While Provident is not a cyber security company, we always stress to our clients that investing in a crisis response communications plan is just as important as having a security response plan in place with your IT department. The logic is simple: a massive attack impacts the thousands if not millions of your organization’s customers. Putting out the fire is paramount, but communicating with those impacted is just as important. What you do in response matters just as much as what you say and how you say it.
With that in mind, we have designed data breach scenario training and tailored response plans to help you prepare in the event of a cyber attack or data breach, protecting your brand and reputation, while ensuring you keep the confidence and trust of the public. We must recognize we live in a world where the public expects a swift response, and reputational damage will only get worse if there is any delay.

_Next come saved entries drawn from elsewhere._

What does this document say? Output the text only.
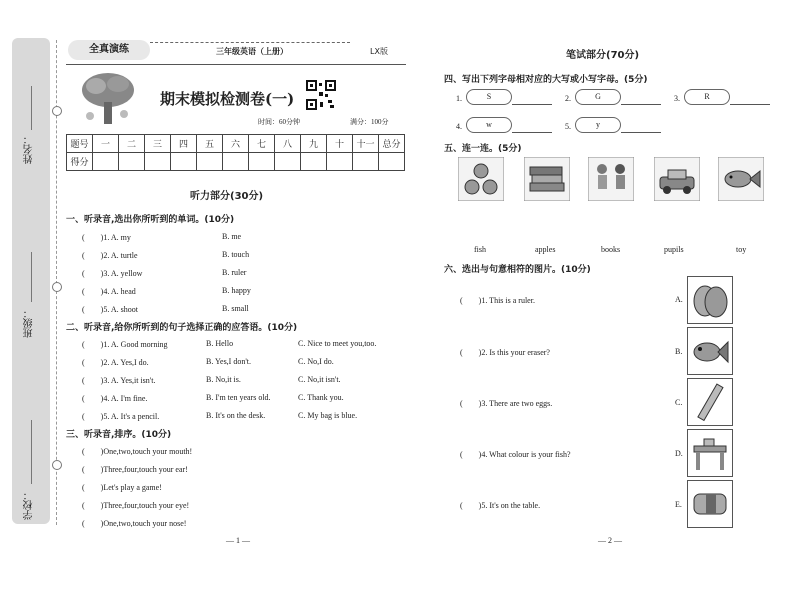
姓名：
班级：
学校：
全真演练	三年级英语（上册）	LX版
期末模拟检测卷(一)
时间：60分钟	满分：100分
题号	一	二	三	四	五	六	七	八	九	十	十一	总分
得分												
听力部分(30分)
一、听录音,选出你所听到的单词。(10分)
(　　)1. A. my	B. me
(　　)2. A. turtle	B. touch
(　　)3. A. yellow	B. ruler
(　　)4. A. head	B. happy
(　　)5. A. shoot	B. small
二、听录音,给你所听到的句子选择正确的应答语。(10分)
(　　)1. A. Good morning	B. Hello	C. Nice to meet you,too.
(　　)2. A. Yes,I do.	B. Yes,I don't.	C. No,I do.
(　　)3. A. Yes,it isn't.	B. No,it is.	C. No,it isn't.
(　　)4. A. I'm fine.	B. I'm ten years old.	C. Thank you.
(　　)5. A. It's a pencil.	B. It's on the desk.	C. My bag is blue.
三、听录音,排序。(10分)
(　　)One,two,touch your mouth!
(　　)Three,four,touch your ear!
(　　)Let's play a game!
(　　)Three,four,touch your eye!
(　　)One,two,touch your nose!
— 1 —
笔试部分(70分)
四、写出下列字母相对应的大写或小写字母。(5分)
1.	S	2.	G	3.	R
4.	w	5.	y
五、连一连。(5分)
fish	apples	books	pupils	toy
六、选出与句意相符的图片。(10分)
(　　)1. This is a ruler.	A.
(　　)2. Is this your eraser?	B.
(　　)3. There are two eggs.	C.
(　　)4. What colour is your fish?	D.
(　　)5. It's on the table.	E.
— 2 —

If you think you’re immune, think again.
According to an Ipsos poll, half of Canadian C-suite executives and nearly a quarter of entrepreneurs said the cybersecurity of their business was breached in 2016. We don’t even have to look that far back to note that over 600,000 Canadians had their personal profiles shared with Cambridge Analytica through Facebook, 19,000 had their personal information compromised through Equifax, and nearly a million had their names, emails and phone numbers exposed when Uber was hit.
Given how common these cyber attacks are occuring, the government of Canada has a new law coming into effect on November 1, 2018 that mandates all companies to notify individuals if their data was comprised. Failure to do so can result up to a $100,000 fine for each offence.
Like other forms of crisis, cyber attacks can completely disrupt an organization's ability to function, impact both internal and external relationships, and if not handled properly, be extremely costly to fix. That is why companies must adapt and better prepare for responding to potential breaches before disaster strikes -- not during, or after.